(enough for at least four with leftovers, could easily serve six without)
4 cups of frozen corn
2 medium onions, chopped
3 cloves of chopped garlic
2 TB butter
1 TB Olive Oil
2 Green Bell Peppers, diced (perhaps one green and one red for added color)
Salt & Pepper to taste
1 tsp Celery Salt
2 Bay Leaves
3 large potatoes, peeled and cubed
6 cups of stock (chicken or veggie)
1 cup heavy cream
1 cup milk
In a large pot, sauté the chopped onions in butter and olive oil over medium high heat, until softened and translucent, about 4 minutes. Add garlic, cayenne, celery salt, bay leaves, cook for about one minute. Stir in chopped bell pepper. Cook for about two minutes. Combine corn and potatoes, cook for one minute. Add stock and bring to a boil, reduce heat and simmer for about 20 minutes or until potatoes are tender. Reduce heat to low, stir in cream and milk. Allow to simmer for another 5 minutes.
Discard the bay leaves and serve. Have available some hot sauce or cayenne to bring up the heat level per each person’s desirable level. Serve with bread.
1. I used a dried vegetable bouillon that needed to be "cooked" in water. Once the bouillon was boiling, I added the discarded parts of the onions and peppers (not the seed sack) to add a bit more flavor. I also added a small chunk of potato (and some peels). This will help to draw out some of the extra ‘saltiness’ that comes with prepared/packaged stocks/broths. Remove these items before adding the stock to the sautéed vegetables. I like to add about one extra cup of chicken stock to the vegetable stock, for another layer of flavor-but then it's not veggie friendly
2. I thickened up the chowder, just a small bit, after I added the cream and milk. One small mistake, because the chowder was just simmering…read on.

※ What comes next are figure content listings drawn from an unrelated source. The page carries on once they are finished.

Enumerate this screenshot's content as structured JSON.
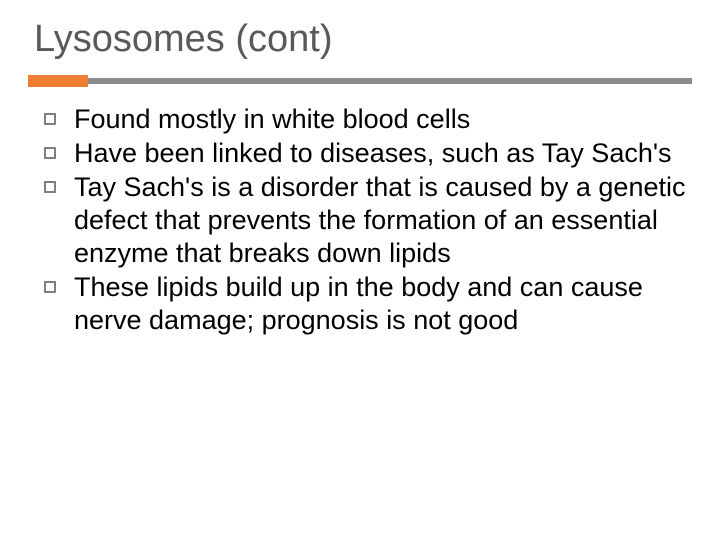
{
  "slide": {
    "title": "Lysosomes (cont)",
    "title_color": "#595959",
    "title_fontsize": 38,
    "rule_accent_color": "#ed7d31",
    "rule_main_color": "#8b8b8b",
    "background_color": "#ffffff",
    "bullets": [
      "Found mostly in white blood cells",
      "Have been linked to diseases, such as Tay Sach's",
      "Tay Sach's is a disorder that is caused by a genetic defect that prevents the formation of an essential enzyme that breaks down lipids",
      "These lipids build up in the body and can cause nerve damage; prognosis is not good"
    ],
    "bullet_text_color": "#000000",
    "bullet_fontsize": 27,
    "bullet_marker_border_color": "#808080"
  }
}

I knew that the chowder was going to be a bit more ‘watery’ than I wanted, so I should have added a bit of cornstarch slurry before the cream and milk. Take one TB of cornstarch and about one TB of water, mix to combine, then add to the boiling soup. The cornstarch reacts to boiling water (not simmering) and will thicken the soup slightly. At this point, make sure to lower the heat to a simmer before adding the cream and milk.

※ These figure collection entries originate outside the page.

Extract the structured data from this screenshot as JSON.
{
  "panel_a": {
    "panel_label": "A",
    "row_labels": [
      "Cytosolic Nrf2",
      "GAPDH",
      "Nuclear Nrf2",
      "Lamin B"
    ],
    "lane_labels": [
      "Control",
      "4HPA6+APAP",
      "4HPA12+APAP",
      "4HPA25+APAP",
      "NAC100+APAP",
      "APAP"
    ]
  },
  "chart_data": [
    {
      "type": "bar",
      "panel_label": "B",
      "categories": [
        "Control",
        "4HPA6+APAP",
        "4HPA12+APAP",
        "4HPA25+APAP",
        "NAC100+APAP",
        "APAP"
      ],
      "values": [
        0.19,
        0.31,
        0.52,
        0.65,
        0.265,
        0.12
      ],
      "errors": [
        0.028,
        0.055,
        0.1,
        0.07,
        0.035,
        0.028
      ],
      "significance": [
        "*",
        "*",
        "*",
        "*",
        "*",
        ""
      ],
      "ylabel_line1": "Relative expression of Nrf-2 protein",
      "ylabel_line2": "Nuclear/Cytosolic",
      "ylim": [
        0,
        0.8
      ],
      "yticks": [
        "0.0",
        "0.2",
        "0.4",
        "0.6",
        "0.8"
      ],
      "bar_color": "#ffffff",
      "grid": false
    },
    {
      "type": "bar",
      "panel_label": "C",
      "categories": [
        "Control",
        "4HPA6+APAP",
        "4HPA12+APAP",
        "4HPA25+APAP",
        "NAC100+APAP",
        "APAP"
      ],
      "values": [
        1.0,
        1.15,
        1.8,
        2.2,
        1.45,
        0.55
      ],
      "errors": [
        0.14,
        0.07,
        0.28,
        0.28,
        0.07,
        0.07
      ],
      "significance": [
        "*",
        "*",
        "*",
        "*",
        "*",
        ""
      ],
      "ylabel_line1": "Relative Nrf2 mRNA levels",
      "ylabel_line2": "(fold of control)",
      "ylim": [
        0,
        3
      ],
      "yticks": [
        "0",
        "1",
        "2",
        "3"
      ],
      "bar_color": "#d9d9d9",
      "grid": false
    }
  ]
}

3. You do not want to add cream or milk to boiling water. It can quickly separate and take on a curdled appearance and become unappetizing—I wouldn’t eat it, so I don’t know what it would do to the taste. I don’t know a quick fix for this problem, so you need to make sure that the soup is not boiling. The same goes for reheating any leftovers, slower bring to a simmer.
4. Seasoning/salting: When I add the onions, I add a pinch of salt. When I added the peppers, a bit of salt. Potatoes and Corn, more salt. Doing this makes sure that each layer’s flavors are amplified. Adding salt all at once, at the end, will make the chowder taste more salty than it actually is. And this being a bunch of ‘bland’ (corn, potatoes, cream, milk) ingredients, you will want to make sure to do this step.
5. Add ins: if I were to add chicken, I would do that after the soup comes to a boil, before adding the cream and milk—allowing about 8 minutes for the chicken to cook. Seafood: about three or four minutes before lowering the heat and adding the cream and milk. (again, don’t boil that chowder with the dairy.)